I say to you today, my friends, so even though we face the difficulties of today and tomorrow, I still have a dream. It is deeply rooted in the American dream.

I have a dream that one day this nation will rise up and live out the true meaning of its creed: "We hold these truths to be self-evident that all men are created equal."

I have a dream that one day on the red hills of Georgia the sons of former slaves and the sons of former slave owners will be able to sit down together at the table of brotherhood.

I have a dream that one day even the state of Mississippi, a state sweltering with the heat of injustice, sweltering with the heat of oppression, will be transformed into an oasis of freedom and justice.

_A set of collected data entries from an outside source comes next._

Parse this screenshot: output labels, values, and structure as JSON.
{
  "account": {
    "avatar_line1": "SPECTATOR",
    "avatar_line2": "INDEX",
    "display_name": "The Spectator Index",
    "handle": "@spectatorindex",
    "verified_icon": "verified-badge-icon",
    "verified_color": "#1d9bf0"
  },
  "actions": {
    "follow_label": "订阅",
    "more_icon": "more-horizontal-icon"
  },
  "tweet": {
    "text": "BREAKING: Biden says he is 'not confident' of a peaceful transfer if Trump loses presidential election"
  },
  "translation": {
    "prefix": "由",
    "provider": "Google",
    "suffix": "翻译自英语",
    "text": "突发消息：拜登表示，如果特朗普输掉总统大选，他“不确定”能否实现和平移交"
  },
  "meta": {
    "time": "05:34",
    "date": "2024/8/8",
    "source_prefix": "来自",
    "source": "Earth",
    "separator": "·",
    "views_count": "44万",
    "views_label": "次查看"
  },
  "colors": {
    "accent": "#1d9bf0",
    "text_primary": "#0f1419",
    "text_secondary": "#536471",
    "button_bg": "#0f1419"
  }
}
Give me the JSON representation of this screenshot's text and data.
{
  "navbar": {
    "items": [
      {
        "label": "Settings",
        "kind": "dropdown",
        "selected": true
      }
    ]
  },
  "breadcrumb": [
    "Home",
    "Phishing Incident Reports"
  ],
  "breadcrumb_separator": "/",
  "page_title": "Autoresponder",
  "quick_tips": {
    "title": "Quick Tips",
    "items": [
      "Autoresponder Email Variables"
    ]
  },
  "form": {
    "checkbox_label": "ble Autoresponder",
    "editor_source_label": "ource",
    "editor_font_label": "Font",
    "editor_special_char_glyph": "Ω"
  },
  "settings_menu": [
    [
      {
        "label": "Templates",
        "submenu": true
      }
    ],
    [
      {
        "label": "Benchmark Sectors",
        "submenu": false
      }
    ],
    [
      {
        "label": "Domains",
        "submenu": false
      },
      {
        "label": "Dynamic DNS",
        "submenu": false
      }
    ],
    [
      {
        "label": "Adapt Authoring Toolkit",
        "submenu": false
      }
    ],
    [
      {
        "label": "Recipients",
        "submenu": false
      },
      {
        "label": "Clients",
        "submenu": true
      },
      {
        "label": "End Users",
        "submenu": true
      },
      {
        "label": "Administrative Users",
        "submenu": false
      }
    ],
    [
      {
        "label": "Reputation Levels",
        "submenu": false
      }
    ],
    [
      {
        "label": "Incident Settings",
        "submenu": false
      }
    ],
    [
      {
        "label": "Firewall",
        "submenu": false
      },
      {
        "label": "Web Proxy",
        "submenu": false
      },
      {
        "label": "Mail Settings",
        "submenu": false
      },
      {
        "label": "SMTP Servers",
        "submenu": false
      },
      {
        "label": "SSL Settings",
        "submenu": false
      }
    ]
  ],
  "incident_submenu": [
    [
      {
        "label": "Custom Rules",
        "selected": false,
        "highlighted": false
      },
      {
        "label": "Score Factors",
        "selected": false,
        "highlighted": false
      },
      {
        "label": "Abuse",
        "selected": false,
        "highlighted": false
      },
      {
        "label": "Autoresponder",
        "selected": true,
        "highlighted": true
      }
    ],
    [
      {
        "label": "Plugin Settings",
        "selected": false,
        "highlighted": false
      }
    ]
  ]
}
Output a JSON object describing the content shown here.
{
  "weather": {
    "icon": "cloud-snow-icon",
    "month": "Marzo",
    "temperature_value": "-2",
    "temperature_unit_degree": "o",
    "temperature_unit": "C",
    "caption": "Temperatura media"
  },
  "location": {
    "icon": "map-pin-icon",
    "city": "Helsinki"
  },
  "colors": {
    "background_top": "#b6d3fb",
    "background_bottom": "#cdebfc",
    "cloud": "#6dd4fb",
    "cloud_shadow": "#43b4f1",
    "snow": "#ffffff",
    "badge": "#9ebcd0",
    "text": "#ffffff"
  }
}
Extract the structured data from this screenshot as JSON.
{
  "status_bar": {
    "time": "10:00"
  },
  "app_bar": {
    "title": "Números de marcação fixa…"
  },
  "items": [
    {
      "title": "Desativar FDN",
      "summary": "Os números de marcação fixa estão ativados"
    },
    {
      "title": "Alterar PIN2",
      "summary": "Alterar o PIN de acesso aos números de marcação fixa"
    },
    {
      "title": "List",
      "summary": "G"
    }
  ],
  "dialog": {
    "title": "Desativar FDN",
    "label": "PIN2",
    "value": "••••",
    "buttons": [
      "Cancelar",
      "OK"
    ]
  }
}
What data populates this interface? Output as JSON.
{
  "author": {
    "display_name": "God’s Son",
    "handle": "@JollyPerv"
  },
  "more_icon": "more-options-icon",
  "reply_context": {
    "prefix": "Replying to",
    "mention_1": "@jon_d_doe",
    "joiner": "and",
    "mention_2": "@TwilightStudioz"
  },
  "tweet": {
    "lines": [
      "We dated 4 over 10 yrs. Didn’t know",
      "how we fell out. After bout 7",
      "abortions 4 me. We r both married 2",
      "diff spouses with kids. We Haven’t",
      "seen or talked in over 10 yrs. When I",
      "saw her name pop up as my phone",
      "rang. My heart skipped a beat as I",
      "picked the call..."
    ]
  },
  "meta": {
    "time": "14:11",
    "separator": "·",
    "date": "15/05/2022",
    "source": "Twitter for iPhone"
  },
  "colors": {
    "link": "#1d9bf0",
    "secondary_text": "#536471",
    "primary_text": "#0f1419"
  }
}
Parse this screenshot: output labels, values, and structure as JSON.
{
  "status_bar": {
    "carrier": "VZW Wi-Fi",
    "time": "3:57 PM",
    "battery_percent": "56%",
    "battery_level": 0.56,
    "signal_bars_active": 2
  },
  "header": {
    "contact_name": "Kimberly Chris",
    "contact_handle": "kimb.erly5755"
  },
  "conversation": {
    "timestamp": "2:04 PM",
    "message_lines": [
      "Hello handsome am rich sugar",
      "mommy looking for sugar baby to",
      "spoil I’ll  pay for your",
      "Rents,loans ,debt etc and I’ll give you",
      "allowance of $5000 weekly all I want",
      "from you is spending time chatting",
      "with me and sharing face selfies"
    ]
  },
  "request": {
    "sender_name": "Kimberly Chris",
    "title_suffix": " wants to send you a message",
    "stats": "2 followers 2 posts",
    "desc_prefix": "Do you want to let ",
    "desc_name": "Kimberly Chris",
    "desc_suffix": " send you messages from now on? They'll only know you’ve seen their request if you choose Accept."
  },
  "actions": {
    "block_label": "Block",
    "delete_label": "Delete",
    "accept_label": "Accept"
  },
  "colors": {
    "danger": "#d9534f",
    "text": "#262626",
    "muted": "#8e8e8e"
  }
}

I have a dream that my four little children will one day live in a nation where they will not be judged by the color of their skin but by the content of their character.

I have a dream that one day every valley shall be exalted, every hill and mountain shall be made low, the rough places will be made plain, and the crooked places will be made straight, and the glory of the Lord shall be revealed, and all flesh shall see it together.

This is our hope. This is the faith that I go back to the South with. With this faith we will be able to hew out of the mountain of despair a stone of hope. With this faith we will be able to transform the jangling discords of our nation into a beautiful symphony of brotherhood. With this faith we will be able to work together, to pray together, to struggle together, to go to jail together, to stand up for freedom together, knowing that we will be free one day.

This will be the day when all God's *children will be able to sing with a new meaning, "My country tis of thee, sweet land of liberty, of thee I sing. Land where my fathers died, land of the pilgrim's pride, from every mountainside, let freedom ring."

And when this happens, when we allow freedom to ring, when we let it ring from every village and every hamlet, from every state and every city, we will be able to speed up that day when all of God's *children, black men and white men, Jews and Gentiles, Protestants and Catholics, will be able to join hands and sing in the words of the Old Negro spiritual, "Free at last! free at last! thank God Almighty, we are free at last!

* According to the scriptures, a person must be born again before they can be a child of God. Everyone on this earth are all part of God's creation, but you must be saved in order to be a child of God.